Last month, energy consultancy Wood Mackenzie came out with a warning: the world was running out of oil, but not just any oil. It was running out of oil that can be extracted with a low carbon footprint. The report shined the spotlight on an issue that tends to get overlooked in the daily discourse on climate change and the fossil fuel industry—the fact that not all oil is created equal.
While it would be overly optimistic to suggest that any environmentalist would back an oil project, it might be worth considering the differences between oil projects that make some less polluting than others. Because in a discourse focusing exclusively on emissions, these differences matter.
Take the Willow project that President Biden approved earlier this month. The approval, which goes directly against Biden’s campaign promises to squeeze the oil industry, caused an expected stir among environmentalists. Yet some commentators pointed out that it might not be a certain disaster.
Indeed, like all oil projects in the United States, Willow will be subject to strict environmental impact rules, and there is no doubt these rules will be enforced enthusiastically. And this means that ConocoPhillips will make super sure it develops those resources responsibly and with as little emission footprint as possible.
Or how about gas flaring, which releases substantial amounts of methane—another greenhouse gas—into the atmosphere? Methane has been garnering growing attention from both activists and regulators, and this attention is beginning to produce results.
Exxon said earlier this year it had stopped routine flaring at its wells in the Permian and expressed hope that other producers would follow its example. Even if they don’t, however, flaring in Texas has dropped precipitously over the last decade or so –while oil and gas production grew in leaps and bounds.

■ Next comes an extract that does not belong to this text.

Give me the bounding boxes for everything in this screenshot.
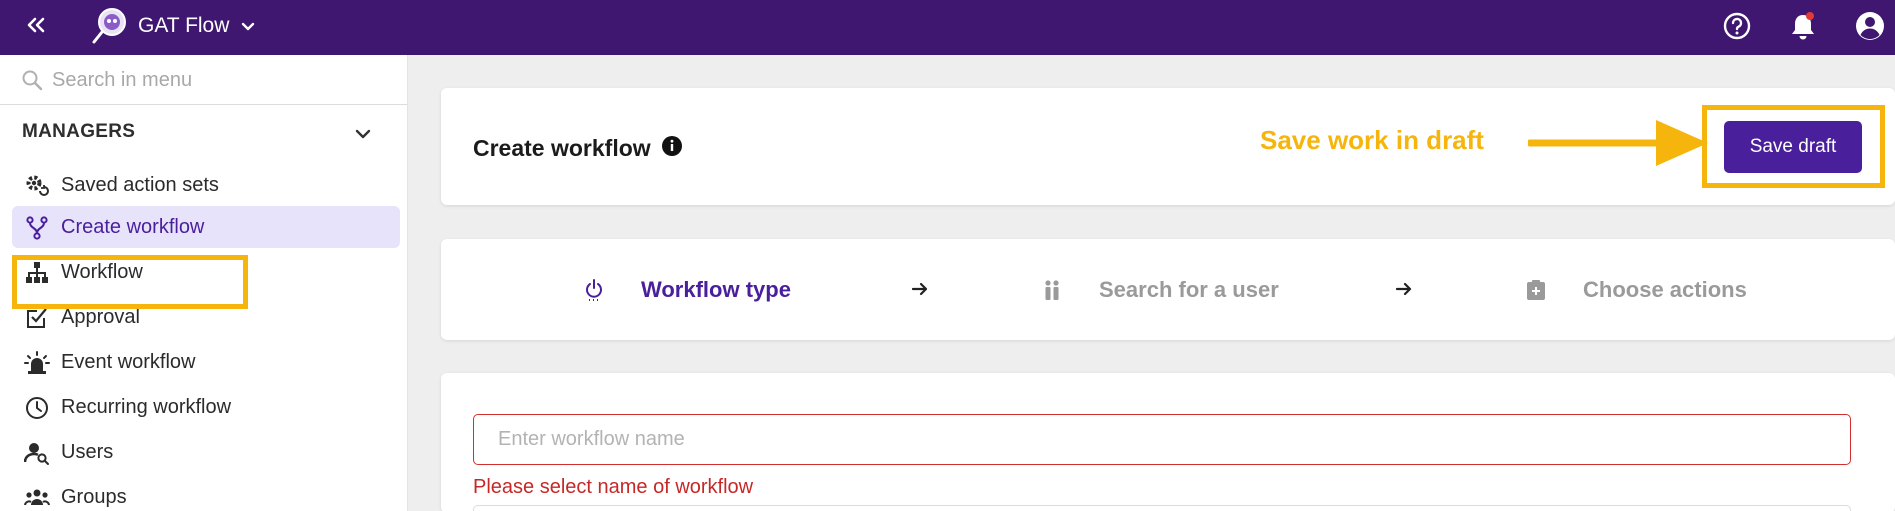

Strict environmental regulation and the readiness to implement it can do wonders for an industry’s level of responsibility. Gas flaring and new drilling are only a couple of examples of this. So is carbon capture.
Last year, Canada’s biggest oil producers said they would spend some $16.5 billion on carbon capture by 2030. That sum would make up the bulk of a planned emission-reduction investment of $24.1 billion by the six biggest oil producers in the country.
Environmentalists don’t like carbon capture. In fact, many dislike it intensely, claiming it is too expensive to make economic sense and that it would only motivate more oil and gas production instead of depressing it.
The second part of this claim is probably true. The first—probably not so much, at least from the perspective of an oil producer. The industry is being hounded into virtually giving up its business because it is the new Devil. For that industry, carbon capture may very well become—or has already become—the means to survival, so they will gladly invest in it to reduce their greenhouse gas footprint.
In Canada, the Pathways Alliance, as the group of large oil producers has called itself, plans to capture and store some 10 million tons of carbon dioxide from more than 20 oilsands projects in northern Alberta. In Texas, Chevron is working on a carbon capture hub and just announced a plan to triple the size of the facility.
Again, these are just a handful of examples showing that not all oil projects are equal. Some are, if not better, then certainly less bad for the environment than others. Of course, the United States and Canada are not the only places where oil is being extracted responsibly.
The carbon footprint of an oil project also involves the purely technical process of extraction, which, depending on the geology, could be more or less energy-intensive and, as a result, emission-intensive.
Take Guyana, for example. A new kid on the oil block, a tale of rags to riches in a few short years as Exxon and Hess make discovery after discovery offshore the tiny South American nation. Offshore oil is not the cheapest kind, for sure. Yet Guyana’s offshore oil breakeven level is around $30 to $35 per barrel. For Exxon’s second development site currently in operation, this has fallen to $25.
There is also Saudi Arabia—until recently, the world’s largest oil producer sporting the lowest breakeven prices in the world. As the emissions narrative gathered pace and volume, the Saudis have started adding to that the claim that their oil is also low-carbon—and that’s precisely because of that low breakeven. The less energy you use to develop a natural resource, the less emission-intensive that development is; it’s as simple as that.
Of course, it would be too much to think that any environmentalist activist would embrace low-carbon oil projects. The very nature of oil makes it the enemy of the activist. The only good oil as far as activists are concerned is the oil that stays in the ground.
Yet because the way the world works is far from perfect, oil continues to be taken out of the ground to be used in multiple ways, including for making the synthetic fiber used for the production of high-visibility jackets that environmentalist activists like to wear during their road blockades.
It might be wise to divert some of the attention focused on the oil industry from the fact of its existence to the ways it is changing to accommodate higher environmental standards—and reducing its emission footprint in the process.